I think I fundamentally misunderstand something, so let us consider an example. Let us assume that we are on $\mathbb{R}^2$. Let us also assume that we are given two fields of the form $\Psi(x,y)\partial_x$ and $\Phi(x,y)\partial y$ where $\Psi$ and $\Phi$ are two functions that are smooth and nonvanishing. Here I don't need to iterate any Lie brackets, since the matrix $$ \begin{bmatrix} \Psi(x,y)& 0 \\ 0 &\Phi(x,y) \end{bmatrix} $$ since this matrix is of rank $2$, we have local controllability. Iterating Lie brackets is not going to give me anything new.
But this, to me, seems odd. How can this system be such that we can connect any points in $\mathbb{R}^2$? Does this not mean that control on manifolds are "done" and just reduces to finding vector fields? My concrete questions are:
Am I understanding and applying Hörmander's condition and Chow-Rashevskii in the correct way?

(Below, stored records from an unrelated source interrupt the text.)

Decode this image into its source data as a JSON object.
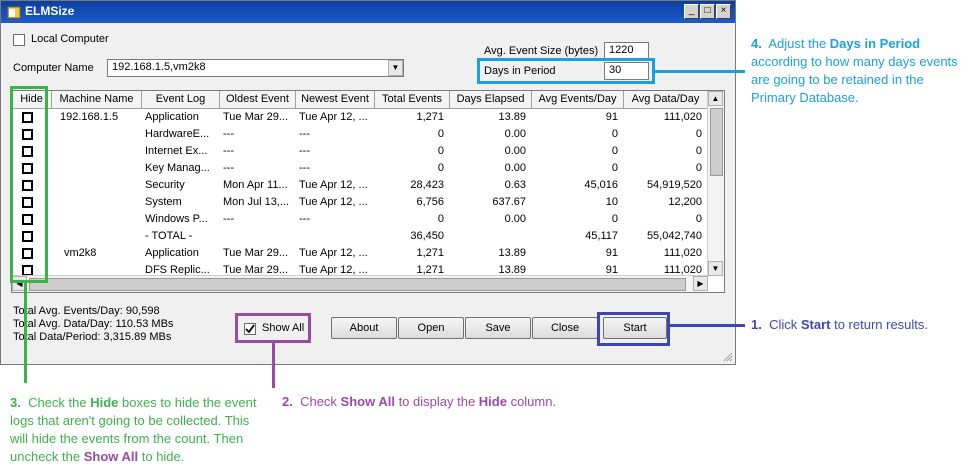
{
  "window": {
    "title": "ELMSize"
  },
  "local_computer": {
    "label": "Local Computer",
    "checked": false
  },
  "computer_name": {
    "label": "Computer Name",
    "value": "192.168.1.5,vm2k8"
  },
  "avg_event_size": {
    "label": "Avg. Event Size (bytes)",
    "value": "1220"
  },
  "days_in_period": {
    "label": "Days in Period",
    "value": "30"
  },
  "grid": {
    "columns": [
      "Hide",
      "Machine Name",
      "Event Log",
      "Oldest Event",
      "Newest Event",
      "Total Events",
      "Days Elapsed",
      "Avg Events/Day",
      "Avg Data/Day"
    ],
    "rows": [
      {
        "machine": "192.168.1.5",
        "log": "Application",
        "oldest": "Tue Mar 29...",
        "newest": "Tue Apr 12, ...",
        "total": "1,271",
        "days": "13.89",
        "avg_events": "91",
        "avg_data": "111,020"
      },
      {
        "machine": "",
        "log": "HardwareE...",
        "oldest": "---",
        "newest": "---",
        "total": "0",
        "days": "0.00",
        "avg_events": "0",
        "avg_data": "0"
      },
      {
        "machine": "",
        "log": "Internet Ex...",
        "oldest": "---",
        "newest": "---",
        "total": "0",
        "days": "0.00",
        "avg_events": "0",
        "avg_data": "0"
      },
      {
        "machine": "",
        "log": "Key Manag...",
        "oldest": "---",
        "newest": "---",
        "total": "0",
        "days": "0.00",
        "avg_events": "0",
        "avg_data": "0"
      },
      {
        "machine": "",
        "log": "Security",
        "oldest": "Mon Apr 11...",
        "newest": "Tue Apr 12, ...",
        "total": "28,423",
        "days": "0.63",
        "avg_events": "45,016",
        "avg_data": "54,919,520"
      },
      {
        "machine": "",
        "log": "System",
        "oldest": "Mon Jul 13,...",
        "newest": "Tue Apr 12, ...",
        "total": "6,756",
        "days": "637.67",
        "avg_events": "10",
        "avg_data": "12,200"
      },
      {
        "machine": "",
        "log": "Windows P...",
        "oldest": "---",
        "newest": "---",
        "total": "0",
        "days": "0.00",
        "avg_events": "0",
        "avg_data": "0"
      },
      {
        "machine": "",
        "log": "- TOTAL -",
        "oldest": "",
        "newest": "",
        "total": "36,450",
        "days": "",
        "avg_events": "45,117",
        "avg_data": "55,042,740"
      },
      {
        "machine": "vm2k8",
        "log": "Application",
        "oldest": "Tue Mar 29...",
        "newest": "Tue Apr 12, ...",
        "total": "1,271",
        "days": "13.89",
        "avg_events": "91",
        "avg_data": "111,020"
      },
      {
        "machine": "",
        "log": "DFS Replic...",
        "oldest": "Tue Mar 29...",
        "newest": "Tue Apr 12, ...",
        "total": "1,271",
        "days": "13.89",
        "avg_events": "91",
        "avg_data": "111,020"
      }
    ]
  },
  "totals": {
    "avg_events": "Total Avg. Events/Day: 90,598",
    "avg_data": "Total Avg. Data/Day: 110.53 MBs",
    "data_period": "Total Data/Period: 3,315.89 MBs"
  },
  "show_all": {
    "label": "Show All",
    "checked": true
  },
  "buttons": {
    "about": "About",
    "open": "Open",
    "save": "Save",
    "close": "Close",
    "start": "Start"
  },
  "annotations": {
    "a1": {
      "num": "1.",
      "pre": "Click ",
      "bold": "Start",
      "post": " to return results."
    },
    "a2": {
      "num": "2.",
      "pre": "Check ",
      "bold1": "Show All",
      "mid": " to display the ",
      "bold2": "Hide",
      "post": " column."
    },
    "a3": {
      "num": "3.",
      "pre": "Check the ",
      "bold1": "Hide",
      "mid": " boxes to hide the event logs that aren't going to be collected.  This will hide the events from the count.  Then uncheck the ",
      "bold2": "Show All",
      "post": " to hide."
    },
    "a4": {
      "num": "4.",
      "pre": "Adjust the ",
      "bold": "Days in Period",
      "post": " according to how many days events are going to be retained in the Primary Database."
    }
  },
  "colors": {
    "blue_annotation": "#3c46b4",
    "purple_annotation": "#9b4aa4",
    "green_annotation": "#3db24a",
    "cyan_annotation": "#1aa0e0"
  }
}
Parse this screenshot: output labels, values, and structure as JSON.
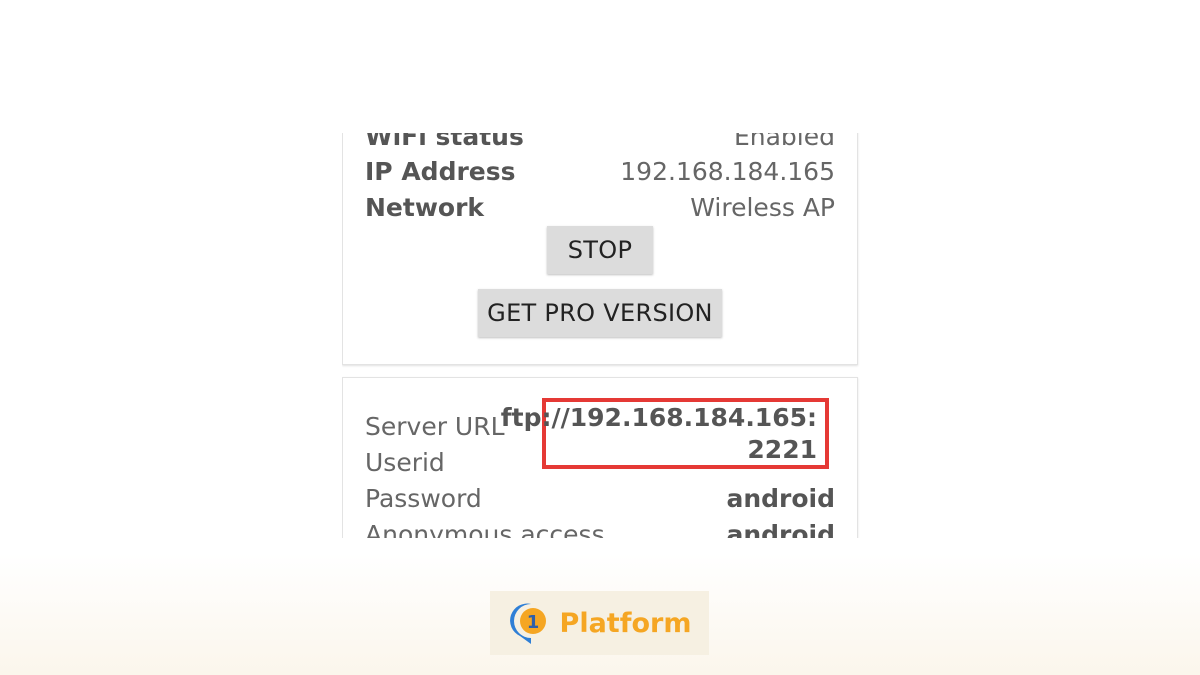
{
  "status_card": {
    "rows": [
      {
        "label": "WiFi status",
        "value": "Enabled"
      },
      {
        "label": "IP Address",
        "value": "192.168.184.165"
      },
      {
        "label": "Network",
        "value": "Wireless AP"
      }
    ],
    "stop_label": "STOP",
    "pro_label": "GET PRO VERSION"
  },
  "server_card": {
    "rows": [
      {
        "label": "Server URL"
      },
      {
        "label": "Userid"
      },
      {
        "label": "Password",
        "value": "android"
      },
      {
        "label": "Anonymous access",
        "value": "android"
      }
    ],
    "server_url_line1": "ftp://192.168.184.165:",
    "server_url_line2": "2221"
  },
  "watermark": {
    "brand": "Platform",
    "badge_digit": "1"
  },
  "colors": {
    "highlight": "#e53935",
    "brand": "#f5a623",
    "brand_blue": "#2f7fd6"
  }
}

Am I misunderstanding how strong "local controllability" is?
You're looking at control systems with configuration space $M$ and control space $U$, defined by $$ \dot{x}(t)=f(x(t),u(t)) $$ Where $f:M\times U\to TM$ is a smooth function with $f(x,u)\in T_xM$.

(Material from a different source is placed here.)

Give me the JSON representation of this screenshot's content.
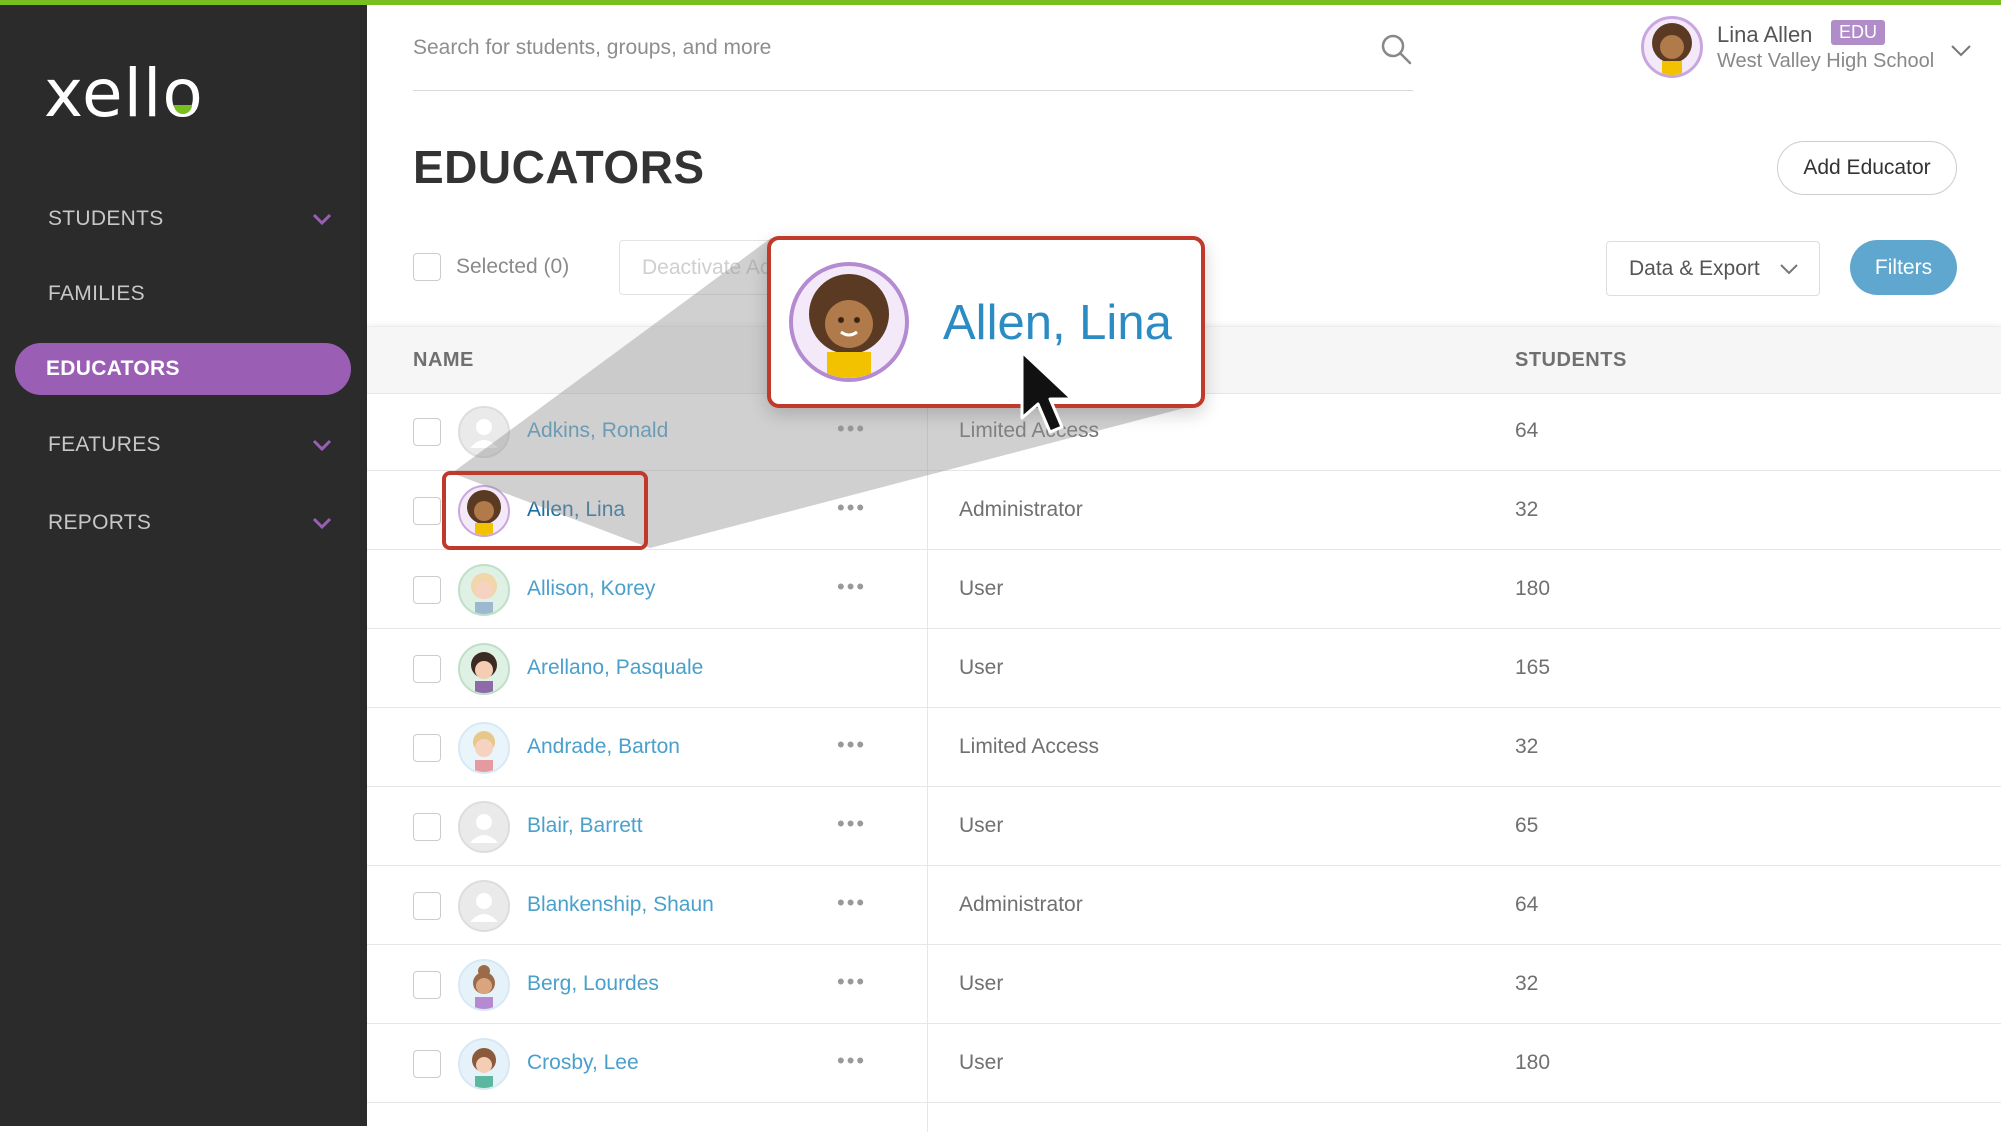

Your example is one of the simplest possible cases: the function $f$ is an isomorphism, so the system is completely unconstrained, and any path can be obtained by suitable choice of the control parameter $u(t)$. As a result, it is locally controllable essentially because $M$ is locally path connected.
The "interesting" cases to which the Chow-Rashevskii theorem applies are when the image of $f$ is smaller: for instance if the vector fields $A_i$ do not span the tangent spaces, or if there are fewer than $n$ of them. In that case, the velocity at a point $x$ is constrained to a subspace of possible directions $\mathcal{D}_x\subset T_xM$, but it still may be possible to reach every point in a neighborhhod of $x$ through more complicated local motions.